Dressing
1/2 cup sugar-free apricot jam
8 tablespoons white distilled vinegar
4 tablespoons pineapple juice
2 tablespoons rice wine vinegar
2 tablespoons soy sauce
2 tablespoons sesame oil
7 tablespoons Splenda granular
2 tablespoons Splenda brown sugar
1/2 teaspoon salt
1/4 teaspoon paprika
1/4 teaspoon black pepper
4 tablespoons creamy peanut butter
1 cup canola oil
1 teaspoon dark sesame seeds
Salad
6 ounces chicken
1 head iceberg lettuce, chopped
4 mandarin orange segments, on each salad
1 cup dried chow mein noodles
1 cup roasted sliced almonds
Prepare the dressing by combining all dressing ingredients except vegetable oil and sesame seeds. Blend on high speed. While blending, SLOWLY add oil to the mixture to create an emulsion.
After completing emulsion, Add sesame seeds and blend for just a couple of seconds. Pour dressing into a covered container and chill. Cut chicken in to bite size pieces.

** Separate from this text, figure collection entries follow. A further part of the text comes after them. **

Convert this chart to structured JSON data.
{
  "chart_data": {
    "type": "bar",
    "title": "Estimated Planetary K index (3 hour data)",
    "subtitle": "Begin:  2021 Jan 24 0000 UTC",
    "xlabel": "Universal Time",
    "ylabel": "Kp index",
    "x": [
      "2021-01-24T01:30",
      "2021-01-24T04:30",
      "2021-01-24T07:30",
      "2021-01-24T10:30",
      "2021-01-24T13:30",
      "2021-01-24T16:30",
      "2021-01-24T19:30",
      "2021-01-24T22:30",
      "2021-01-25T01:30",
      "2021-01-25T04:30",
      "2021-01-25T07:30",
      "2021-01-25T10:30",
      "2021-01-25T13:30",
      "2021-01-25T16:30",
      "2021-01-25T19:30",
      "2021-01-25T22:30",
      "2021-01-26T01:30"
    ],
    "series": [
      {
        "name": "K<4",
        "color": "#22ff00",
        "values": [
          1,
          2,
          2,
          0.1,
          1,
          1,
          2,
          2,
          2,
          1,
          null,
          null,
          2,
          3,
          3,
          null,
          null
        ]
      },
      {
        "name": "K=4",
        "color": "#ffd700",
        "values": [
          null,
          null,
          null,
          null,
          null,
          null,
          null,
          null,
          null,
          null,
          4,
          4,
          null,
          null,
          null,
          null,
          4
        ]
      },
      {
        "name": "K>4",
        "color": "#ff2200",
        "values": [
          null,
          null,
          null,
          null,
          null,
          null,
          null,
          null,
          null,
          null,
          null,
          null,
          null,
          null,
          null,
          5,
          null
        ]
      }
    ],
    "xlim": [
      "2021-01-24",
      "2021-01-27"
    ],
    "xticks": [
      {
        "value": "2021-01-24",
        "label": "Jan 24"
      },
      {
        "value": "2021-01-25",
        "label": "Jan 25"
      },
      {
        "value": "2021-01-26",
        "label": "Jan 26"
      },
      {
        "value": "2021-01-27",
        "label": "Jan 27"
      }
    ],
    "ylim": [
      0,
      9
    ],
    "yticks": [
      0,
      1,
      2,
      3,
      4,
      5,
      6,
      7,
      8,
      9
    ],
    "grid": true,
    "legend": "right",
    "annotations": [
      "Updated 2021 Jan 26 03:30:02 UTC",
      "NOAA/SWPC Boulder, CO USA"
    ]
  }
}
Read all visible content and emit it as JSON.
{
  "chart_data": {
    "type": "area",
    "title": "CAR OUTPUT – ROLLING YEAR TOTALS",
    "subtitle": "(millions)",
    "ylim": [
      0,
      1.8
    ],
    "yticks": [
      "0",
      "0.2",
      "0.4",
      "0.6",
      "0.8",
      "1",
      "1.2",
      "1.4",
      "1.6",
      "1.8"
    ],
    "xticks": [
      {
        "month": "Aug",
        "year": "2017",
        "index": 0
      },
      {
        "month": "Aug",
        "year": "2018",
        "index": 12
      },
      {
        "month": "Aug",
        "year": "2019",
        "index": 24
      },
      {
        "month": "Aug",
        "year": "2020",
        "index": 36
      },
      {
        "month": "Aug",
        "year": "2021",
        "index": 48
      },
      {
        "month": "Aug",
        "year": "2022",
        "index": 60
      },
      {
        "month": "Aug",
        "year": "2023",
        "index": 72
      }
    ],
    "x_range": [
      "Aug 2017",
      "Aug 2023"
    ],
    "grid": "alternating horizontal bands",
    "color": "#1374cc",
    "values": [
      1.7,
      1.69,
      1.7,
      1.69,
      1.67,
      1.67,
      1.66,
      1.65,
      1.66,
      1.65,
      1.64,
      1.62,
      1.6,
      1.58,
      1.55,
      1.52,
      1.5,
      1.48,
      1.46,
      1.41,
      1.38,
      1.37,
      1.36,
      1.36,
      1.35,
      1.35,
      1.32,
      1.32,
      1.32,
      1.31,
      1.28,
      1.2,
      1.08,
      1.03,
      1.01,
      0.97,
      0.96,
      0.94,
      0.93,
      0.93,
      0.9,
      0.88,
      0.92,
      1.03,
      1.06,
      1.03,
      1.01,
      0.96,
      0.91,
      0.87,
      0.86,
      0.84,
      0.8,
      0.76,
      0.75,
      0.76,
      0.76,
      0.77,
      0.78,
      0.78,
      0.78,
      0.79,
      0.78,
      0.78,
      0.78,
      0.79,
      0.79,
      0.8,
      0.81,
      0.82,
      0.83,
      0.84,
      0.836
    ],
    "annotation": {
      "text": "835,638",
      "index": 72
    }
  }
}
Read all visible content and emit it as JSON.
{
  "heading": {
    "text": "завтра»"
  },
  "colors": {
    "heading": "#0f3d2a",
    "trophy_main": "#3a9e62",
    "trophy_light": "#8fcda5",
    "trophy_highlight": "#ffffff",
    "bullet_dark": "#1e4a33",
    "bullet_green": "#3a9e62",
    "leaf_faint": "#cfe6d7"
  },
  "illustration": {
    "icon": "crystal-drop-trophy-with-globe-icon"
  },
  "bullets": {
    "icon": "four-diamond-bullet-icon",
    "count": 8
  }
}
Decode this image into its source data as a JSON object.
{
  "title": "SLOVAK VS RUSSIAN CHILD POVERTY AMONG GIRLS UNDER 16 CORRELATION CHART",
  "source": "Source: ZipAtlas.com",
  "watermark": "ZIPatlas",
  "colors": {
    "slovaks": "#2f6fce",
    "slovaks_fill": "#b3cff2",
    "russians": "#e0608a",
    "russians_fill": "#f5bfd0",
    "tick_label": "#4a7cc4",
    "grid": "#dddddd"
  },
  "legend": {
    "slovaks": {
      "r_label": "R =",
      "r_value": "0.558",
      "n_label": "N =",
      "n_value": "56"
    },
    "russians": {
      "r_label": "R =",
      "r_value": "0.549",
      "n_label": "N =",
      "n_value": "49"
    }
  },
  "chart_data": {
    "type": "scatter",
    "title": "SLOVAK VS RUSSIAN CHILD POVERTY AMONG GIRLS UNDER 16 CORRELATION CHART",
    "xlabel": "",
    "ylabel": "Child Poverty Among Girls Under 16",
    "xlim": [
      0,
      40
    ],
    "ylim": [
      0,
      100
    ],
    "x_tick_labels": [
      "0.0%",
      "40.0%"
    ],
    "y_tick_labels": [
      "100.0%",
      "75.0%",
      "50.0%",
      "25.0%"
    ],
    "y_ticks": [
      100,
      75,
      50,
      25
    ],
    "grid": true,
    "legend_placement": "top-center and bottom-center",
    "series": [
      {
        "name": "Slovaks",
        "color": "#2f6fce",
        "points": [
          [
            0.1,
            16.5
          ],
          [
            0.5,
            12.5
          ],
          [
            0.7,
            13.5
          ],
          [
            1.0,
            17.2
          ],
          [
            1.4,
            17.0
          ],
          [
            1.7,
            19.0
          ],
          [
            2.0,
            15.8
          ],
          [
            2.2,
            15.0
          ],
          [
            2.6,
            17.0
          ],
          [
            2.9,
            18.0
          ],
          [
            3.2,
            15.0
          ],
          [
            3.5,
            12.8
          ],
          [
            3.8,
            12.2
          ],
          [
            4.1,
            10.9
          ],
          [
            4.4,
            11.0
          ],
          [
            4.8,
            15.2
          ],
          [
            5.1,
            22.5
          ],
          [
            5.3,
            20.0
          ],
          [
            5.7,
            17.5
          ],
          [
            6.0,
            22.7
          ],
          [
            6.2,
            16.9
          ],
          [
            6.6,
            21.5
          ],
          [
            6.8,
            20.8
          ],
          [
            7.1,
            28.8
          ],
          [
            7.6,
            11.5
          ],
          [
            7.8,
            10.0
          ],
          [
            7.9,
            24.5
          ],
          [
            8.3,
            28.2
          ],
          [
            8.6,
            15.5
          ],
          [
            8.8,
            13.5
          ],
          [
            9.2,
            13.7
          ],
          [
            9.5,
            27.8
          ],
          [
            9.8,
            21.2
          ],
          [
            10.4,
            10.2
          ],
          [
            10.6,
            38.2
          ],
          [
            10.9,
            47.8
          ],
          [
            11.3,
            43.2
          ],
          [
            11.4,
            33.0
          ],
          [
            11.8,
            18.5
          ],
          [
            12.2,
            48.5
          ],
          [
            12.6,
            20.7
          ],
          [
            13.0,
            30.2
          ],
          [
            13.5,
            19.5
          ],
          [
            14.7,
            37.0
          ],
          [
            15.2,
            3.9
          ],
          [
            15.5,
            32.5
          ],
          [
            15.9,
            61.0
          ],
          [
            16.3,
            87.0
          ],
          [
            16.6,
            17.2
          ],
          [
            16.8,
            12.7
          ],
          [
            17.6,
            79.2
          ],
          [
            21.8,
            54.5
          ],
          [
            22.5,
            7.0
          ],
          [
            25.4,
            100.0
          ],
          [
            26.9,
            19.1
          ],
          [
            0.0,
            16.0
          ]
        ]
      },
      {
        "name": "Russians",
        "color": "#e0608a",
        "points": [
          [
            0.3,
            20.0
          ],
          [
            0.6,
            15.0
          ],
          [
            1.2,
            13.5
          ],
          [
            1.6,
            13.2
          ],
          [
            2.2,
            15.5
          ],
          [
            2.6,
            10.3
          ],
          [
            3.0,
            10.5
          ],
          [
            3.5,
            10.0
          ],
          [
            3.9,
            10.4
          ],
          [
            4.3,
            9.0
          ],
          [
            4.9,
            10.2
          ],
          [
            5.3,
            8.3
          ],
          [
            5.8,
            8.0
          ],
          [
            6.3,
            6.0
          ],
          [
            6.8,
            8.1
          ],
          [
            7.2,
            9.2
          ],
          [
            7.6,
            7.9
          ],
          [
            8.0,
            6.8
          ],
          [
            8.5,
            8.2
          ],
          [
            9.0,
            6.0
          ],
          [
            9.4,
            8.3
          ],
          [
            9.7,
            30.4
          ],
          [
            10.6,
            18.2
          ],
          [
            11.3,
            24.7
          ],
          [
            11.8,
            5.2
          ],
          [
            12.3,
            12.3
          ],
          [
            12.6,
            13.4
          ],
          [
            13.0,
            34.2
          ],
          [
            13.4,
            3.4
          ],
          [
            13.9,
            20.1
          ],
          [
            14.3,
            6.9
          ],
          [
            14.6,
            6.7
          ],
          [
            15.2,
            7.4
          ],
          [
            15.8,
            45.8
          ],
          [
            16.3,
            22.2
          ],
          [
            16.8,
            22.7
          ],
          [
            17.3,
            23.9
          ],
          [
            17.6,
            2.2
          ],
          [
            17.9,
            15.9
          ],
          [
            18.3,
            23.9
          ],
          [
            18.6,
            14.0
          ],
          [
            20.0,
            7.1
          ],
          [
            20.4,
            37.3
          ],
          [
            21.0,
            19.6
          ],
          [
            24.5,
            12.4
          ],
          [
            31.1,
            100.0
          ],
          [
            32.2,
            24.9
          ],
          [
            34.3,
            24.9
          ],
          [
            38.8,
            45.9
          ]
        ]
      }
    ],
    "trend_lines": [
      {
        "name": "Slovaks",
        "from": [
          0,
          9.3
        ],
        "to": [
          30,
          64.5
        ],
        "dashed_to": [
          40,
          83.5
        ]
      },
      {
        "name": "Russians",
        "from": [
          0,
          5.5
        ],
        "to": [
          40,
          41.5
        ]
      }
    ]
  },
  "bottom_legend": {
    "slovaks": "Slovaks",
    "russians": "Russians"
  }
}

Build each salad by first arranging about 4 cups of iceberg lettuce in the bottom of a large salad bowl or plate. Sprinkle bite-size pieces of chicken over the salad. Arrange about 4 mandarin orange wedges on each salad. (you can eliminate to reduce more sugar content). Add sesame dressing to each salad. Sprinkle about 1/4 cup dried chow mein noodles and 1/4 cup roasted sliced almonds on top of each salad and serve.